There are two primary reasons why Gov. Cuomo has failed to put his support behind an online sports betting measure.
The first is that Gov. Cuomo doesn’t believe that the small revenue brought in by online sports betting is worth the headache to the state.
As the Governor told Albany’s WAMC radio, “Sports betting, first of all, does not make you that much money. (New Jersey) raised something like $13 million — $13 million is a rounding error in our state [budget]. I am not a fan… [of when] you can bet anytime from your cell phone.”
The other reason that Gov. Cuomo has been resistant is that he claims he does not want to go around the backs of voters. Lawyers for the Cuomo have continued to contend that online sports betting must be introduced as a referendum to the residents of New York.
Critics have responded by saying that by taking the measure to a vote, Gov. Cuomo assures that he won’t have to deal with online sports betting for close to two years after the legislation passed.
Other lawmakers have said that Gov. Cuomo’s underwhelming revenue estimates are greatly exaggerated.
One legislator who is furious at Gov. Cuomo’s decision is Sen. Joe Addabbo, a Democrat from Queens, who chairs the racing, wagering and gaming committee. “We’re sitting on the sidelines and letting our money go out of state,” Addabbo said.
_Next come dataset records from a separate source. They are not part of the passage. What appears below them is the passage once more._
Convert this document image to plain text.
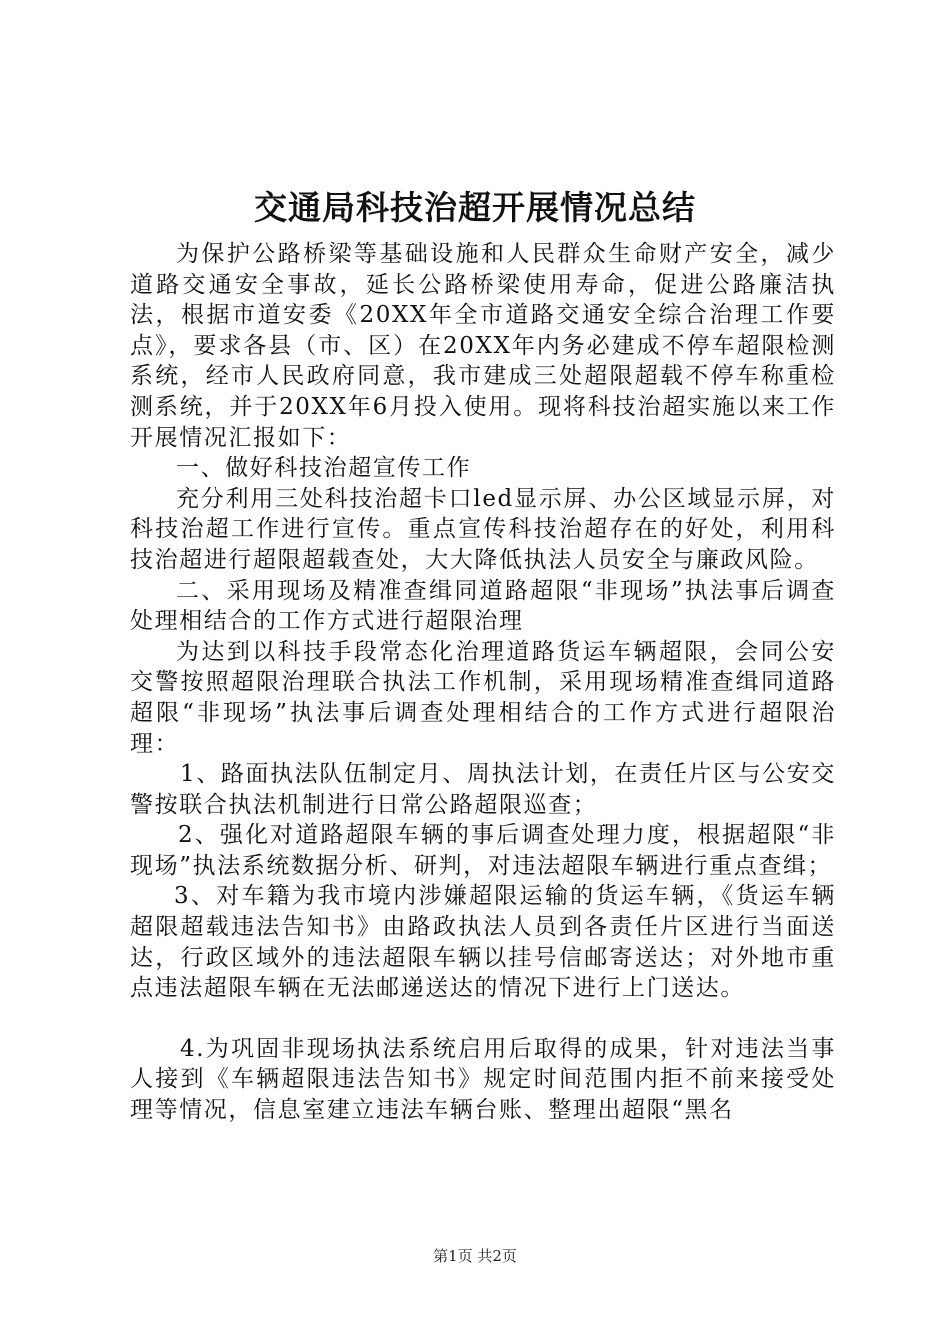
交通局科技治超开展情况总结

为保护公路桥梁等基础设施和人民群众生命财产安全，减少道路交通安全事故，延长公路桥梁使用寿命，促进公路廉洁执法，根据市道安委《20XX年全市道路交通安全综合治理工作要点》，要求各县（市、区）在20XX年内务必建成不停车超限检测系统，经市人民政府同意，我市建成三处超限超载不停车称重检测系统，并于20XX年6月投入使用。现将科技治超实施以来工作开展情况汇报如下：

一、做好科技治超宣传工作

充分利用三处科技治超卡口led显示屏、办公区域显示屏，对科技治超工作进行宣传。重点宣传科技治超存在的好处，利用科技治超进行超限超载查处，大大降低执法人员安全与廉政风险。

二、采用现场及精准查缉同道路超限“非现场”执法事后调查处理相结合的工作方式进行超限治理

为达到以科技手段常态化治理道路货运车辆超限，会同公安交警按照超限治理联合执法工作机制，采用现场精准查缉同道路超限“非现场”执法事后调查处理相结合的工作方式进行超限治理：

1、路面执法队伍制定月、周执法计划，在责任片区与公安交警按联合执法机制进行日常公路超限巡查；

2、强化对道路超限车辆的事后调查处理力度，根据超限“非现场”执法系统数据分析、研判，对违法超限车辆进行重点查缉；

3、对车籍为我市境内涉嫌超限运输的货运车辆，《货运车辆超限超载违法告知书》由路政执法人员到各责任片区进行当面送达，行政区域外的违法超限车辆以挂号信邮寄送达；对外地市重点违法超限车辆在无法邮递送达的情况下进行上门送达。

4.为巩固非现场执法系统启用后取得的成果，针对违法当事人接到《车辆超限违法告知书》规定时间范围内拒不前来接受处理等情况，信息室建立违法车辆台账、整理出超限“黑名

第1页 共2页
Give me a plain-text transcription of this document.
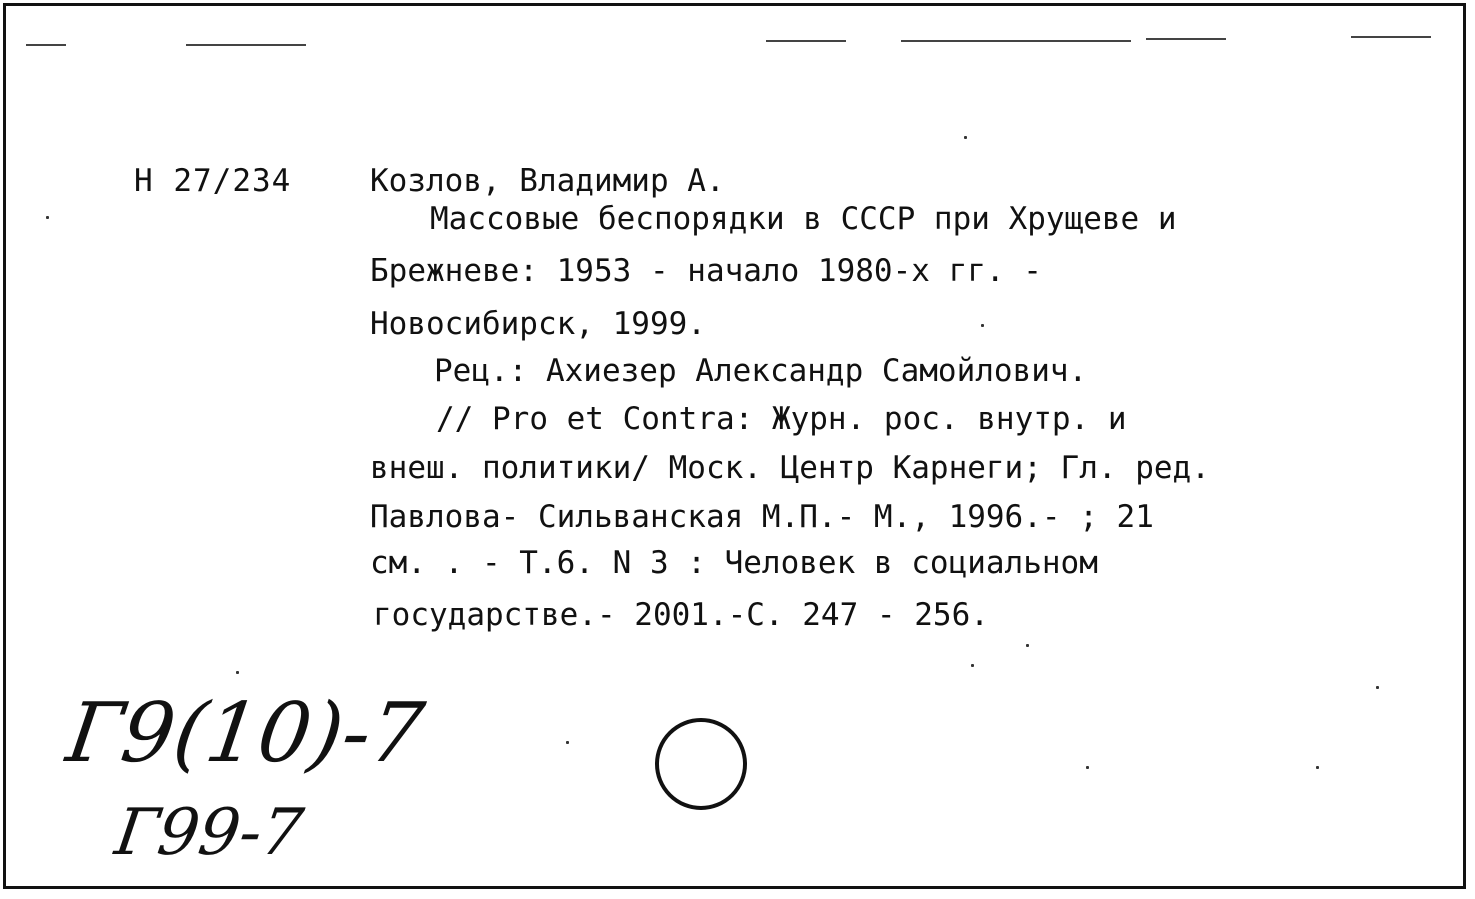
Н 27/234	Козлов, Владимир А.
Массовые беспорядки в СССР при Хрущеве и
Брежневе: 1953 - начало 1980-х гг. -
Новосибирск, 1999.
Рец.: Ахиезер Александр Самойлович.
// Pro et Contra: Журн. рос. внутр. и
внеш. политики/ Моск. Центр Карнеги; Гл. ред.
Павлова- Сильванская М.П.- М., 1996.- ; 21
см. . - Т.6. N 3 : Человек в социальном
государстве.- 2001.-С. 247 - 256.
Г9(10)-7
Г99-7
Sen. Addabbo believes that legalizing online sports betting will bring in close to $90 million in revenue in the first year, with $30 million coming from taxes and over $60 million in licensing fees from the four casinos.
By New York delaying the measure once again, New Jersey casinos will continue to see customers travel from New York City and other areas to place their sports bets.
For mobile bettors, all anyone has to do is be inside the New Jersey state line to place a wager. New York residents are known to drive to border towns in the Garden State to bet on games.
“The vast majority of our bets in New Jersey are mobile,” said James Chisholm, a DraftKings spokesman told the New York Post.
Without Gov. Cuomo’s endorsement, New Jersey casinos have flourished.
In February of 2019, the state’s casinos brought in $241.2 million in revenue. That figure was a 25% increase in the money bet during February of 2018.
Perhaps boosting Cuomo’s argument is the fact that out of that $241.2 million in revenue, New Jersey’s government only saw about $1.6 million in taxes.